Umair Areeba, Masciari Elio
Department of Electrical Engineering and Information Technologies, University of Naples Federico II, Naples 80125, Italy.
Institute for High Performance Computing and Networking (ICAR), National Research Council, Naples, Italy.
Procedia Comput Sci. 2022;203:753-758. doi: 10.1016/j.procs.2022.07.112. Epub 2022 Aug 12.

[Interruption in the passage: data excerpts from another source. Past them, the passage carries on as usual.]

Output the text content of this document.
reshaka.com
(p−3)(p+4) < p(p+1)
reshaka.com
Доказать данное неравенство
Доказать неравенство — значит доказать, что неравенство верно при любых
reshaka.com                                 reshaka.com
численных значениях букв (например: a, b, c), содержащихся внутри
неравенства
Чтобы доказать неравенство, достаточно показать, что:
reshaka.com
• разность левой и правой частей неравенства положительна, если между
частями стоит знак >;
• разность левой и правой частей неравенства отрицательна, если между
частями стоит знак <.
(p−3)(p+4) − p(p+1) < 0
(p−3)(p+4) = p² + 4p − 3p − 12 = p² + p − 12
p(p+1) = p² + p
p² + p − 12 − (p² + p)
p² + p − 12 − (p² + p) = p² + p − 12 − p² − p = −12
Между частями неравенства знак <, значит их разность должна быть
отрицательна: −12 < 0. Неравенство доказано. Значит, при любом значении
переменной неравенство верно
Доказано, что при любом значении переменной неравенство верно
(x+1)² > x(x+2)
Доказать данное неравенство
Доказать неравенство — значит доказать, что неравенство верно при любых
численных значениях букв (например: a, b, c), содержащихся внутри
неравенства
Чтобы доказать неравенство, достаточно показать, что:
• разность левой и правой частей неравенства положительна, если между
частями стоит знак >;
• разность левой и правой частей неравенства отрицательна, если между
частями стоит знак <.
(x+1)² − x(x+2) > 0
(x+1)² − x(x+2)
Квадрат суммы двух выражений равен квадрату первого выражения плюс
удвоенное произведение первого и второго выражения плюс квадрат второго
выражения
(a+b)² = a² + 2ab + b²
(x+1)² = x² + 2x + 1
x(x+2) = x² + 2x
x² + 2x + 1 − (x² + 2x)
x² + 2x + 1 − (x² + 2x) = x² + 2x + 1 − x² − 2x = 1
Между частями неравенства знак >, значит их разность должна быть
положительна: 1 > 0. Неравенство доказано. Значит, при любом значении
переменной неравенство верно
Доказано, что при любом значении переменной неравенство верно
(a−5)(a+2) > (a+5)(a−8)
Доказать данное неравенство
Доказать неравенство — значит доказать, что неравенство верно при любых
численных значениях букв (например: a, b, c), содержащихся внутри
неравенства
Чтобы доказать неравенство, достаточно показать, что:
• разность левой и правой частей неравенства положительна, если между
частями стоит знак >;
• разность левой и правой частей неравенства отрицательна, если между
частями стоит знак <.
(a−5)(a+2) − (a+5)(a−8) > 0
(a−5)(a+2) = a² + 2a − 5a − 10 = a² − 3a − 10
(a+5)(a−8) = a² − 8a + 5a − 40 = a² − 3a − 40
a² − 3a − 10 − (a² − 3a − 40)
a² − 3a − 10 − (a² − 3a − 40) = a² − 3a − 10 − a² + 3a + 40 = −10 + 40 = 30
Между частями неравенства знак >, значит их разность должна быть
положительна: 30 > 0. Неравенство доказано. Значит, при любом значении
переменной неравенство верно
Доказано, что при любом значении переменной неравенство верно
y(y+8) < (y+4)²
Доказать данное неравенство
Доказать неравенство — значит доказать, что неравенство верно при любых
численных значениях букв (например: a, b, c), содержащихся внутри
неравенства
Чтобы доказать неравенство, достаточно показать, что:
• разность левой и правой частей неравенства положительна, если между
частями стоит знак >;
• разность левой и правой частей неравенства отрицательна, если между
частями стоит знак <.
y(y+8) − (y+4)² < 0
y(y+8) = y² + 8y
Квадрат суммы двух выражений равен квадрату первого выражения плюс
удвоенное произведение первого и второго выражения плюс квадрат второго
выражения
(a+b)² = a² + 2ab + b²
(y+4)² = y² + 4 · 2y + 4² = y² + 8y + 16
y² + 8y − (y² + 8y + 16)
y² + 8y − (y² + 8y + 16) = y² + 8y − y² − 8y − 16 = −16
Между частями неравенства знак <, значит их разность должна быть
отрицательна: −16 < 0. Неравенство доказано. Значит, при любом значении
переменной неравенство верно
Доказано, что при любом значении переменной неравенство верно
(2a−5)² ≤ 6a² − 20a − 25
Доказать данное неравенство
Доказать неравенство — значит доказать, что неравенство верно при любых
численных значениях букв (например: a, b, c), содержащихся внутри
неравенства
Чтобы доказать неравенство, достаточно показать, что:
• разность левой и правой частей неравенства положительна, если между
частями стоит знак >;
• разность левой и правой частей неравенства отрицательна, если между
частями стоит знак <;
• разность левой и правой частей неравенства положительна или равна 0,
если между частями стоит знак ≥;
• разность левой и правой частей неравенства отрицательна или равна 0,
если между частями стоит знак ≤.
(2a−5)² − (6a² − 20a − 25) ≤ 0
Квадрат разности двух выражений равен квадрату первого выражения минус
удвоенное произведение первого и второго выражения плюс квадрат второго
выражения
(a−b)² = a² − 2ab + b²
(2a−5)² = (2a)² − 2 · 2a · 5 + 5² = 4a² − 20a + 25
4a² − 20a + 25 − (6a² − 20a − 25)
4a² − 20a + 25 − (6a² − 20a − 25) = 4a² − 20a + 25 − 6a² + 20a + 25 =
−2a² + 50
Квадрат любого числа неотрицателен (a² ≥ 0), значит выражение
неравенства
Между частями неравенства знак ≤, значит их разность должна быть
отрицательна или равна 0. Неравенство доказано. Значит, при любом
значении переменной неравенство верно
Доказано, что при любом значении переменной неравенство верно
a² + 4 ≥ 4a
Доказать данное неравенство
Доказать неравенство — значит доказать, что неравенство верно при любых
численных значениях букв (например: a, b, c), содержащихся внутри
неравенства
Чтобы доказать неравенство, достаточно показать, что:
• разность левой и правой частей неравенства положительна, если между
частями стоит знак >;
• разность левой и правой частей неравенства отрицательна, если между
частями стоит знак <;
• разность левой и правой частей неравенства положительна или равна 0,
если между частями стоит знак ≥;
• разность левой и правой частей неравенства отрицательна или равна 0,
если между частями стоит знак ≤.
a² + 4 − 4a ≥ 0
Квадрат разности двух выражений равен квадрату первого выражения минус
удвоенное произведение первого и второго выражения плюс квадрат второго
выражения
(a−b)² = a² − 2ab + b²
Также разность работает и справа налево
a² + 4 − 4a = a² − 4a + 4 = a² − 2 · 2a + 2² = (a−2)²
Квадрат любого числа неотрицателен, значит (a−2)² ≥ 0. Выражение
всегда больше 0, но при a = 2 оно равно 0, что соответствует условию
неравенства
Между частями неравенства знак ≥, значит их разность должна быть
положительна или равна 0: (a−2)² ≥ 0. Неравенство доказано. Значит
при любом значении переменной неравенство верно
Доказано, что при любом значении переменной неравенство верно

The whole world is facing health challenges due to wide spread of COVID-19 pandemic. To control the spread of COVID-19, the development of its vaccine is the need of hour. Considering the importance of the vaccines, many industries have put their efforts in vaccine development. The higher immunity against the COVID can be achieved by high intake of the vaccines. Therefore, it is important to analysis the people's behaviour and sentiments towards vaccines. Today is the era of social media, where people mostly share their emotions, experience, or opinions about any trending topic in the form of tweets, comments or posts. In this study, we have used the freely available COVID-19 vaccines dataset and analysed the people reactions on the vaccine campaign using artificial intelligence methods. We used TextBlob() function of python and found out the polarity of the tweets. We applied the BERT model and classify the tweets into negative and positive classes based on their polarity values. The classification results show that BERT has achieved maximum values of precision, recall and F score for both positive and negative sentiment classification.
由于新冠疫情的广泛传播,整个世界都面临着健康挑战。为了控制新冠病毒的传播,研发其疫苗是当务之急。考虑到疫苗的重要性,许多行业都在努力进行疫苗研发。通过大量接种疫苗可以获得更高的新冠免疫力。因此,分析人们对疫苗的行为和态度很重要。如今是社交媒体时代,人们大多以推文、评论或帖子的形式分享他们对任何热门话题的情绪、经历或观点。在本研究中,我们使用了免费可得的新冠疫苗数据集,并使用人工智能方法分析了人们对疫苗接种活动的反应。我们使用了Python的TextBlob()函数,找出了推文的极性。我们应用了BERT模型,并根据推文的极性值将其分为负面和正面类别。分类结果表明,BERT在正面和负面情绪分类方面都取得了最高的精确率、召回率和F分数值。